Galvanostatic charge–discharge experiments were conducted to further investigate the electrochemical characteristics. The discharge slope
The electrochemical properties of the flexible electrodes were further studied by CV, PEIS, and GCPL using a gel electrolyte in the scan rate and current density range. Even at higher scan rates, the CV curves (Fig. 4(a)) retain their rectangular shape, and the absence of redox peaks indicates the strong charging and discharging rate capabilities of the CNF@NF electrode. In the Nyquist plot (Fig. 4(b)) of the CNF@NF electrode, the small semicircle corresponds to the charge-transfer resistance of 2.4 Ω. GCPL measurements were conducted at different current densities to obtain quantitative capacitance and more accurately characterize the capacitive behavior of the electrodes throughout the charging and discharging process. The results show that the curves at the current densities have triangular charging and discharging slopes (Fig. 4(c)), and the resultant capacitance of 89 F/g was obtained from the flexible supercapacitor of CNF@NF (Fig. 4(d)). The Ragone plot is also shown in Fig. 4(e). The specific energy of 8 Wh/kg was obtained with 400 W/kg of specific power at 1 A/g current density. The inset in the figure shows that our assembled CNF@NF device, as the flexible supercapacitor, when linked to a commercial LED after charging, actually lights an LED. Capacitance retention and coulombic efficiency were also studied (Fig. 4(f)). The discharge curve at 1 A/g up to 3000 cycles was also used to test the capacitance retention and coulombic efficiency of the CNF@NF device, and 84% and 85% in capacitance retention and coulombic efficiency were achieved, respectively. The mechanical stability and flexibility of the CNF@NF device determined by CV measurement at 50 mV/s, as shown in Fig. 5, show stability and flexibility at different bending angles (Fig. 5(a)). Figure 5(b) shows the preparation and bending phases of the device. The capacitance performance of the CNF@NF device at different current densities is shown in Table 2.

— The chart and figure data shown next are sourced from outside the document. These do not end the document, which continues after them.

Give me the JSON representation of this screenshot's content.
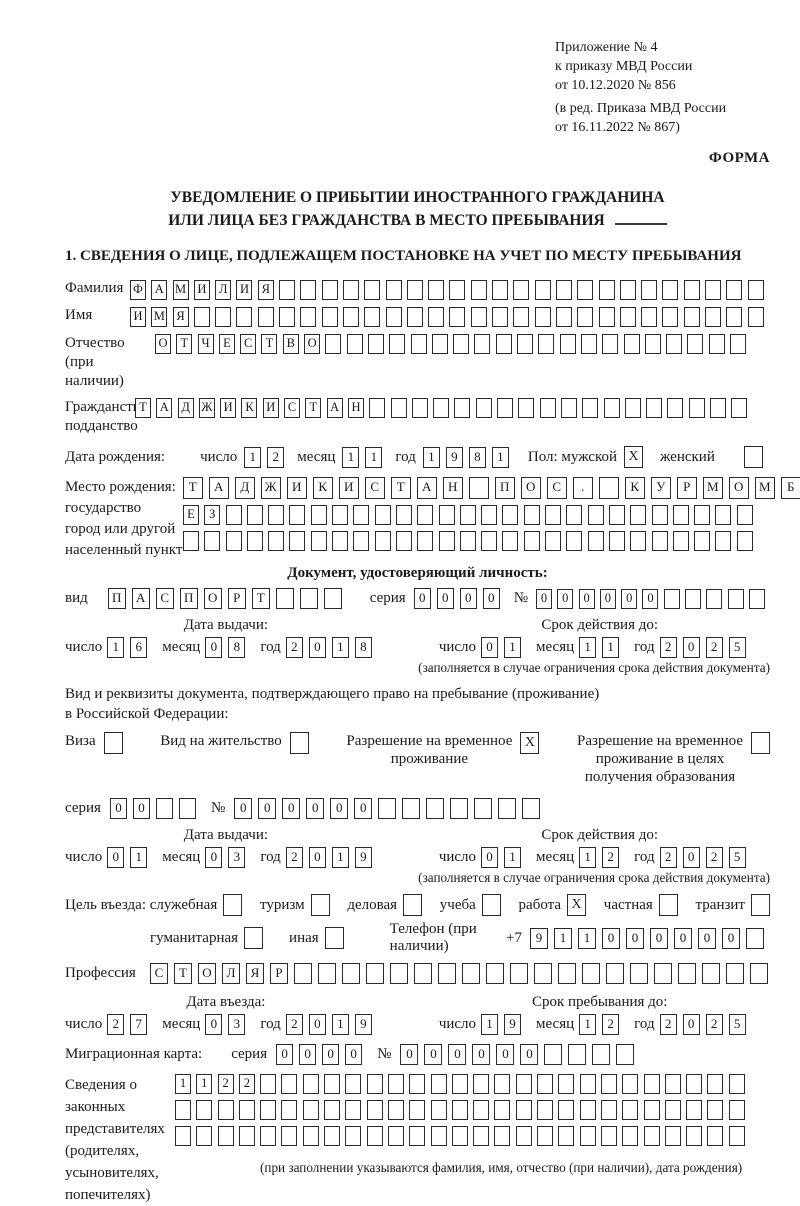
{
  "labels": {
    "day": "число",
    "month": "месяц",
    "year": "год",
    "series": "серия",
    "number": "№"
  },
  "header": {
    "appendix_lines": [
      "Приложение № 4",
      "к приказу МВД России",
      "от 10.12.2020 № 856"
    ],
    "edition_lines": [
      "(в ред. Приказа МВД России",
      "от 16.11.2022 № 867)"
    ],
    "forma": "ФОРМА"
  },
  "title": {
    "line1": "УВЕДОМЛЕНИЕ О ПРИБЫТИИ ИНОСТРАННОГО ГРАЖДАНИНА",
    "line2": "ИЛИ ЛИЦА БЕЗ ГРАЖДАНСТВА В МЕСТО ПРЕБЫВАНИЯ"
  },
  "section1_heading": "1. СВЕДЕНИЯ О ЛИЦЕ, ПОДЛЕЖАЩЕМ ПОСТАНОВКЕ НА УЧЕТ ПО МЕСТУ ПРЕБЫВАНИЯ",
  "person": {
    "surname_label": "Фамилия",
    "surname": "ФАМИЛИЯ",
    "name_label": "Имя",
    "name": "ИМЯ",
    "patronymic_label1": "Отчество",
    "patronymic_label2": "(при наличии)",
    "patronymic": "ОТЧЕСТВО",
    "citizenship_label1": "Гражданство,",
    "citizenship_label2": "подданство",
    "citizenship": "ТАДЖИКИСТАН",
    "birth_date_label": "Дата рождения:",
    "birth_day": "12",
    "birth_month": "11",
    "birth_year": "1981",
    "sex_male_label": "Пол: мужской",
    "sex_male": "X",
    "sex_female_label": "женский",
    "sex_female": "",
    "birth_place_labels": [
      "Место рождения:",
      "государство",
      "город или другой",
      "населенный пункт"
    ],
    "birth_place_row1": "ТАДЖИКИСТАН ПОС. КУРМОМБ",
    "birth_place_row2": "ЕЗ",
    "birth_place_row3": ""
  },
  "identity_doc": {
    "heading": "Документ, удостоверяющий личность:",
    "type_label": "вид",
    "type": "ПАСПОРТ",
    "series": "0000",
    "number": "000000",
    "issue_heading": "Дата выдачи:",
    "issue_day": "16",
    "issue_month": "08",
    "issue_year": "2018",
    "expiry_heading": "Срок действия до:",
    "expiry_day": "01",
    "expiry_month": "11",
    "expiry_year": "2025",
    "note": "(заполняется в случае ограничения срока действия документа)"
  },
  "residence_doc": {
    "intro_line1": "Вид и реквизиты документа, подтверждающего право на пребывание (проживание)",
    "intro_line2": "в Российской Федерации:",
    "visa_label": "Виза",
    "visa": "",
    "permit_label": "Вид на жительство",
    "permit": "",
    "temp_line1": "Разрешение на временное",
    "temp_line2": "проживание",
    "temp": "X",
    "edu_line1": "Разрешение на временное",
    "edu_line2": "проживание в целях",
    "edu_line3": "получения образования",
    "edu": "",
    "series": "00",
    "number": "000000",
    "issue_heading": "Дата выдачи:",
    "issue_day": "01",
    "issue_month": "03",
    "issue_year": "2019",
    "expiry_heading": "Срок действия до:",
    "expiry_day": "01",
    "expiry_month": "12",
    "expiry_year": "2025",
    "note": "(заполняется в случае ограничения срока действия документа)"
  },
  "purpose": {
    "prefix": "Цель въезда:",
    "official_label": "служебная",
    "official": "",
    "tourism_label": "туризм",
    "tourism": "",
    "business_label": "деловая",
    "business": "",
    "study_label": "учеба",
    "study": "",
    "work_label": "работа",
    "work": "X",
    "private_label": "частная",
    "private": "",
    "transit_label": "транзит",
    "transit": "",
    "humanitarian_label": "гуманитарная",
    "humanitarian": "",
    "other_label": "иная",
    "other": ""
  },
  "phone": {
    "label": "Телефон (при наличии)",
    "prefix": "+7",
    "value": "911000000"
  },
  "profession_label": "Профессия",
  "profession": "СТОЛЯР",
  "entry": {
    "heading": "Дата въезда:",
    "day": "27",
    "month": "03",
    "year": "2019"
  },
  "stay": {
    "heading": "Срок пребывания до:",
    "day": "19",
    "month": "12",
    "year": "2025"
  },
  "migration_card": {
    "label": "Миграционная карта:",
    "series": "0000",
    "number": "000000"
  },
  "representatives": {
    "label_lines": [
      "Сведения о",
      "законных",
      "представителях",
      "(родителях,",
      "усыновителях,",
      "попечителях)"
    ],
    "row1": "1122",
    "row2": "",
    "row3": "",
    "note": "(при заполнении указываются фамилия, имя, отчество (при наличии), дата рождения)"
  }
}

Table 2 Summary of capacitance performance for CNF@NF device.
Current density | Δ | S. E (Wh/kg) | S. P (W/kg) | |
---|---|---|---|---|
1 | 71 | 89 | 8 | 200 |
2 | 30 | 73 | 6.5 | 400 |
3 | 17.5 | 65 | 5.7 | 1200 |
4 | 10.5 | 51 | 4.5 | 1600 |
5 | 7 | 43 | 3.8 | 2000 |
Δ
S. E: Specific energy
S. P: Specific power
CNF is directly spin-coated on NF to create flexible supercapacitor electrodes, and the manufacturing method is relatively easy and simple without the need for any additional binders, surface preparation, or external catalysts. The combination of the intrinsic properties of NF and CNF leads to a specific capacitance of 89 F/g and maximum specific energy of 8 Wh/kg at a power of 400 W/kg at 1 A/g. The CNF on the NF electrodes showed low resistance and high electrochemical surface area. Even after 3000 charge–discharge cycles, the electrodes exhibited 84% stability from the initial capacitance. The binder-free CNF-coated NF is an interesting flexible supercapacitor electrode because of its simple and easy manufacturing method without the need for an external catalyst, expensive noble metals, and even complex thermal or chemical processes.